Carnival Corp. Reports US$2.9B Loss In Q3

Cruise Week

Carnival Corp. President and CEO, Arnold Donald.

Carnival Corp. reported on Monday a net loss of US$2.9 billion for the third quarter of 2020, with third quarter adjusted net loss of $1.7 billion, Cruise Week reports.

The cruise company, parent company to Carnival Cruise line, Holland America Line, Cunard Line, Seabourn Cruise Line, Princess Cruises and other cruise lines, said cumulative advanced bookings for the second half of 2021 are at the higher end of the historical range, despite minimal advertising or marketing.

Pricing on these bookings are lower by mid-single digits versus the second half of 2019, reflecting the effect of FCC's from previously cancelled cruises being applied, according to CW.

"Our business relies solely on leisure travel which we believe has historically proven to be far more resilient than business travel and cannot be easily replaced with video conferencing and other means of technology," said Carnival Corp. President and CEO, Arnold Donald. 

"Our portfolio includes many regional brands which clearly position us well for a staggered return to service in the current environment."

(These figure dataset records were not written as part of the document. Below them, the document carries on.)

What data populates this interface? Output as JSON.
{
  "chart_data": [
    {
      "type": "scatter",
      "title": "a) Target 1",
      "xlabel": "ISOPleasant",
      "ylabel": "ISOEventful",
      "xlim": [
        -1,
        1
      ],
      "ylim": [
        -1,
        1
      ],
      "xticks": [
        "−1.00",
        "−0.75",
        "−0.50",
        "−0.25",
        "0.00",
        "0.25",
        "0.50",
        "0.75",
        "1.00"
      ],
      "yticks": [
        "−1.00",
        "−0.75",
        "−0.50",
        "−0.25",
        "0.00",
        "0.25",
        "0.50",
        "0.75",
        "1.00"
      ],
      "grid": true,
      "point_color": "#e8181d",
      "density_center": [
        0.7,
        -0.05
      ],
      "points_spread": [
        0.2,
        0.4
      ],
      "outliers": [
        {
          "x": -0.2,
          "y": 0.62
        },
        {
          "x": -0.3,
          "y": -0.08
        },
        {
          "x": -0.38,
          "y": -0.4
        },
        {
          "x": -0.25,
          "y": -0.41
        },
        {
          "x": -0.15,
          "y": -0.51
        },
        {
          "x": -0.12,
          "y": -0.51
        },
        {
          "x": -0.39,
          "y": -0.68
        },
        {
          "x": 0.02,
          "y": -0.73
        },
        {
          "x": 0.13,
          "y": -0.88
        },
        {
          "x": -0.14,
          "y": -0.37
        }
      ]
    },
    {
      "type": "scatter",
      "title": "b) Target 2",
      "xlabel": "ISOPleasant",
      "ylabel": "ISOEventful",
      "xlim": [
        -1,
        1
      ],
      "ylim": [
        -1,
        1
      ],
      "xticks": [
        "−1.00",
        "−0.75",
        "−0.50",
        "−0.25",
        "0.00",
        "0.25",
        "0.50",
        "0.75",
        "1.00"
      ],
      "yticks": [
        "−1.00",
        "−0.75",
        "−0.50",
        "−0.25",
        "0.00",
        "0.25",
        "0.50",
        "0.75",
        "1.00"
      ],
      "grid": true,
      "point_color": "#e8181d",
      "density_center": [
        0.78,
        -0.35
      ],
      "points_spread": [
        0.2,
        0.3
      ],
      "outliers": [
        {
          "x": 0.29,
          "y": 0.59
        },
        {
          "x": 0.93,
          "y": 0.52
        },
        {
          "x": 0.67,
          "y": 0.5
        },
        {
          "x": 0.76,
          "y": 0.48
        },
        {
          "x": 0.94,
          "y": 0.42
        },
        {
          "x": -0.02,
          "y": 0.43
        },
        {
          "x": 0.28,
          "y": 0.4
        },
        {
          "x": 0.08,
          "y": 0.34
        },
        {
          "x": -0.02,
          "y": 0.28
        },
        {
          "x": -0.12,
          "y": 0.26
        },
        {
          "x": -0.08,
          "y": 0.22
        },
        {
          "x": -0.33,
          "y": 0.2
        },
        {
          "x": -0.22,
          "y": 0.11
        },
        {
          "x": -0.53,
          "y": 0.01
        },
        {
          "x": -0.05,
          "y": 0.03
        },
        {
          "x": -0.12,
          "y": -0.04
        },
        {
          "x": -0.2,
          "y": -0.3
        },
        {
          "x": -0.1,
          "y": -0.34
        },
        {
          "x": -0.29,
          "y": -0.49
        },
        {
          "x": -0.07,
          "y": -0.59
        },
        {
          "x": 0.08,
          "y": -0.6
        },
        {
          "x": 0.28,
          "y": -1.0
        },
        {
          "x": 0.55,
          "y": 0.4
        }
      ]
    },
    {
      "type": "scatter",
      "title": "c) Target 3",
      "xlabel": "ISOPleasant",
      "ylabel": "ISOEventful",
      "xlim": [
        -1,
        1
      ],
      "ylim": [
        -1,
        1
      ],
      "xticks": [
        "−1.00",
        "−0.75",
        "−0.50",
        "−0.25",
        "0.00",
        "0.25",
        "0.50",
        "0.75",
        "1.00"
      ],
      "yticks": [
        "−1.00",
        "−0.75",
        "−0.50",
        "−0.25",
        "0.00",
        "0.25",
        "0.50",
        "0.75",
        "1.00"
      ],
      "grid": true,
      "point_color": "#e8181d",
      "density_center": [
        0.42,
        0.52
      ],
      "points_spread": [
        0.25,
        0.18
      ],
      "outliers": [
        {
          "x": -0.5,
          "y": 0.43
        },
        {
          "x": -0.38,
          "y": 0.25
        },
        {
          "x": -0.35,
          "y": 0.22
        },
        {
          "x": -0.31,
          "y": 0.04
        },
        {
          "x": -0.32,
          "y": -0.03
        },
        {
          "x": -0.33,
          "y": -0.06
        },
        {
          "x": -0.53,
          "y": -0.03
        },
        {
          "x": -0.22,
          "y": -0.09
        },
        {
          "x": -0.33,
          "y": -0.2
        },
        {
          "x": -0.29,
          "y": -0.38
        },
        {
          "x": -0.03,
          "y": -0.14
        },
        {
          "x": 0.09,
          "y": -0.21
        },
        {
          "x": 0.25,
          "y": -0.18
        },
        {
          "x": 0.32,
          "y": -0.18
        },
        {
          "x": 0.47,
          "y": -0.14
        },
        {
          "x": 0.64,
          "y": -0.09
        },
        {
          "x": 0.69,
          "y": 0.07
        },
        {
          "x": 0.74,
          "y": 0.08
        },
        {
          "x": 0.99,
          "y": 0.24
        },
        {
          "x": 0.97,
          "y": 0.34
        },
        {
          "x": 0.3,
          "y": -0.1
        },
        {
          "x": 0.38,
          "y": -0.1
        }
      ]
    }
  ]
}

Donald highlighted Costa successfully completing its first seven-day cruise, adding that AIDA will soon resume operations.

Carnival's monthly average cash burn rate for the third quarter 2020 was $770 million. For the fourth quarter, the monthly average cash burn rate is expected to be approximately $530 million.

Reporting that the third quarter ended with $8.2 billion of cash and cash equivalents, Carnival Corp. expects to further enhance future liquidity opportunistically.

Since March, the company has raised nearly $12 billion through a series of financing transactions. Carnival Corp. also disclosed it entered into a $1 billion equity distribution agreement with JP Morgan, Goldman Sachs, Bank of America and other firms.

On the fleet side, a total of 18 less efficient ships have left or are expected to leave the fleet, representing approximately 12% of pre-pause capacity.

The latest ships to leave the fleet are Carnival Cruise Line's Fascination and Imagination. Carnival Corp. announced their sale yesterday, with CLL president Christine Duffy calling it "a necessary move as it allows us to focus on ships that offer the greatest variety of features and stateroom accommodations for our guests."